In the “Statistics” section, the “Languages” table indicates that 923 users are registered with “pencil/paper”, and 307 of them have solved more than 25 problems. I find amazing that many of them have solved a very high number of problems, for example thirteen of them have solved more than 200 problems and 62 have solved over 100 problems. Even without knowing which problems they have solved, I am sure that many of these problems require tens of thousands of calculations. This is feasible, as famous mathematicians of over 200 years ago performed calculations with very large numbers, and now is easier with handheld calculators, but anyway I find this amazing.

I have two theories in this respect: the person develops the solving method in paper, like a flowchart without any programming language, and somebody else translates that algorithm in a code and implements it, I think this COULD count as “pencil/paper”; and the second theory is simply that the person initially registered in “pencil/paper” and used that method to solve some problems, but other problems were solved by programming languages and the registration was never updated.

Well, any explanation about how such high number of problems are solved in paper, would be greatly appreciated. If it is actually by using only paper and pencil, I tip my hat (even if I don’t use one) to the person who has over 700 solutions!! I searched with his/her name in Google, I was sure to find a famous mathematician, but didn't find anything.

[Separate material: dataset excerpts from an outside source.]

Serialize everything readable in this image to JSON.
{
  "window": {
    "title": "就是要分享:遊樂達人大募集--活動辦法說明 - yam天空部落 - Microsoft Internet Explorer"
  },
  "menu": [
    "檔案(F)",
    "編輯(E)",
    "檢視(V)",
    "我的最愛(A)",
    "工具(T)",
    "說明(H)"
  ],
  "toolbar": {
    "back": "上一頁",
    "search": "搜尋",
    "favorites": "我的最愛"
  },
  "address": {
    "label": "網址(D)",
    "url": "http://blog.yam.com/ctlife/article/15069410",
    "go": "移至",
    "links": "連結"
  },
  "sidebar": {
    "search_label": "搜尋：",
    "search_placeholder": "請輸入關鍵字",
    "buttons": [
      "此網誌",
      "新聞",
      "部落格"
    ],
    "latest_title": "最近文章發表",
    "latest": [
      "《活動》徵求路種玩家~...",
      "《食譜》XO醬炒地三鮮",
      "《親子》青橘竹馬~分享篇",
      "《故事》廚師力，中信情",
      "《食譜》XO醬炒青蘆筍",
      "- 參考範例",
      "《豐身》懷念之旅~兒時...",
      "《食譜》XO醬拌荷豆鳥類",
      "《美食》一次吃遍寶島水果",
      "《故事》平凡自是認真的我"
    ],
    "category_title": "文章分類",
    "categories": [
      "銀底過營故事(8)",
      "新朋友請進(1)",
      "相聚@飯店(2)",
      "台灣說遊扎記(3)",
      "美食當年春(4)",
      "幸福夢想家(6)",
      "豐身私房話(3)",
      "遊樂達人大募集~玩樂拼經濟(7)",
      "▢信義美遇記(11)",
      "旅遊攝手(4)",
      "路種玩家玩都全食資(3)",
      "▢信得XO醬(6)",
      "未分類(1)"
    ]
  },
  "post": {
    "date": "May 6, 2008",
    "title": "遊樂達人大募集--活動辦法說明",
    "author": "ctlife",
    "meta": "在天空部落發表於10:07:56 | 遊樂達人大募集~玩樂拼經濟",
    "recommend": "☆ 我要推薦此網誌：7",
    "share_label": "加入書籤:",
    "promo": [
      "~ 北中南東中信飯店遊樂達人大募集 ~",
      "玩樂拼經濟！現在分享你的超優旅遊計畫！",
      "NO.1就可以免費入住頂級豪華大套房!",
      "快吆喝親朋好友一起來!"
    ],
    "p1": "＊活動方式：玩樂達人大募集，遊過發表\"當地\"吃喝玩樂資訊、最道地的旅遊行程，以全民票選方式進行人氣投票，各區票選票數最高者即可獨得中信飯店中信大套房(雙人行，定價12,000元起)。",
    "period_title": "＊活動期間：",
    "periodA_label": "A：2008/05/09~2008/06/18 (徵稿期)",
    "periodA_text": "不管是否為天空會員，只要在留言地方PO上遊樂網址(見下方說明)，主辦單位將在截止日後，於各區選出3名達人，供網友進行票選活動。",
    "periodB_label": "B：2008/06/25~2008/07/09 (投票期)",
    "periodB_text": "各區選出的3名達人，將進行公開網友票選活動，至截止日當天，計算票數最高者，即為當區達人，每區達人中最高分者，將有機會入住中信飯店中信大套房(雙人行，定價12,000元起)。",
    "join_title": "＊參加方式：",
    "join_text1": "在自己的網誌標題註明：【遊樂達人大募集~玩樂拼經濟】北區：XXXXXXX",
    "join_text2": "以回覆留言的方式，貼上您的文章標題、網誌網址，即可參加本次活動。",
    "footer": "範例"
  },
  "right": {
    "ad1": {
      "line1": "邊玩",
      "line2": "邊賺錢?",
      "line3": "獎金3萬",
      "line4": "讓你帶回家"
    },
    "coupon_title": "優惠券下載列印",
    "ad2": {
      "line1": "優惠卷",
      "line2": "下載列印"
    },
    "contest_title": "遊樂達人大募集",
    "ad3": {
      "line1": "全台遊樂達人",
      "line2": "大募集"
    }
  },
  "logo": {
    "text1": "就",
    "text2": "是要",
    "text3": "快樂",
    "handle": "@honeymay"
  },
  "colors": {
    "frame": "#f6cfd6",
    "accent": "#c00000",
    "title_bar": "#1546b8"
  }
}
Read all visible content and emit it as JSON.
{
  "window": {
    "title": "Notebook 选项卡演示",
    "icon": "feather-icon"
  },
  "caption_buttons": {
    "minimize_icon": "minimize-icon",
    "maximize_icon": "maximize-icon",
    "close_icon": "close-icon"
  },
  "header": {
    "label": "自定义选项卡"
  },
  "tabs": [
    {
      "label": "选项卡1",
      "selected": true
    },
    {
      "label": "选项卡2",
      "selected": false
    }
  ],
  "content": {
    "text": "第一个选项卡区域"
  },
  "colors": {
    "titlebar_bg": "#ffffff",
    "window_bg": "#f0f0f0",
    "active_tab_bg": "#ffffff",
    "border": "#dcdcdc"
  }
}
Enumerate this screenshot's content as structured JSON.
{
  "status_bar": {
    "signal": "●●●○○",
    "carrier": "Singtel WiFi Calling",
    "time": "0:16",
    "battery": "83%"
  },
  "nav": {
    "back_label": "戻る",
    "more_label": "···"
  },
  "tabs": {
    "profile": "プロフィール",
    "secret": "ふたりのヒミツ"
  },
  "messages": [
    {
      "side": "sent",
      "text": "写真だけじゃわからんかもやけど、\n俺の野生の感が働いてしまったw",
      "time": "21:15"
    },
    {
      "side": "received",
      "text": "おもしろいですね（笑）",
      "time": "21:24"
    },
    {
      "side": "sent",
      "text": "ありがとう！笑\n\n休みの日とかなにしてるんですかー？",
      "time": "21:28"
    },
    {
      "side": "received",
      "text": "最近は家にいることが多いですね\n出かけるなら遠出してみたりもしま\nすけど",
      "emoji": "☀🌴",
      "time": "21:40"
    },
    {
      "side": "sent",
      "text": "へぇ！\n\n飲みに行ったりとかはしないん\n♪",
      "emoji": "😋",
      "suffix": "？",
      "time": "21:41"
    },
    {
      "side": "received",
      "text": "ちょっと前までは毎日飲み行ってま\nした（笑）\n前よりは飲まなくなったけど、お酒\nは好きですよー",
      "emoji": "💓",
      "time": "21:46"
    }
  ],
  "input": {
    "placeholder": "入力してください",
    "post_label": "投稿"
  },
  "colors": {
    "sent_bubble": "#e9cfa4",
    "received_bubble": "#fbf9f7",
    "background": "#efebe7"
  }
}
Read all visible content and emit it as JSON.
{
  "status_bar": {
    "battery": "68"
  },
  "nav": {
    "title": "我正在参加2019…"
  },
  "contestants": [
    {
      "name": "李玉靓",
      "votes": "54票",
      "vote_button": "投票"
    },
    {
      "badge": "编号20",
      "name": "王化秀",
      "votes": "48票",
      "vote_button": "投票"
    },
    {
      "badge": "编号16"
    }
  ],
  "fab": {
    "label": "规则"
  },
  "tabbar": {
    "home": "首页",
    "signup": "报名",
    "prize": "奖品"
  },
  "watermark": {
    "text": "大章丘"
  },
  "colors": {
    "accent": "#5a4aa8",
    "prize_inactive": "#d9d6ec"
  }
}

## Solving with pencil and paper

### Re: Solving with pencil and paper

The programming language that is shown is the 'preferred programming language' not the actual language used.

- reinermartin
**Posts:**37**Joined:**Sat Mar 09, 2019 8:38 pm**Location:**Bad Soden, Germany

### Re: Solving with pencil and paper

Let me also point out that each user can choose only a single preferred programming language, even while using five different ones. I, for example, have used Python, Rust, Mathematica, and Haskell, but I use Julia for a while now and list Julia as preferred programming language. Basing any statistics on this will likely be distorted.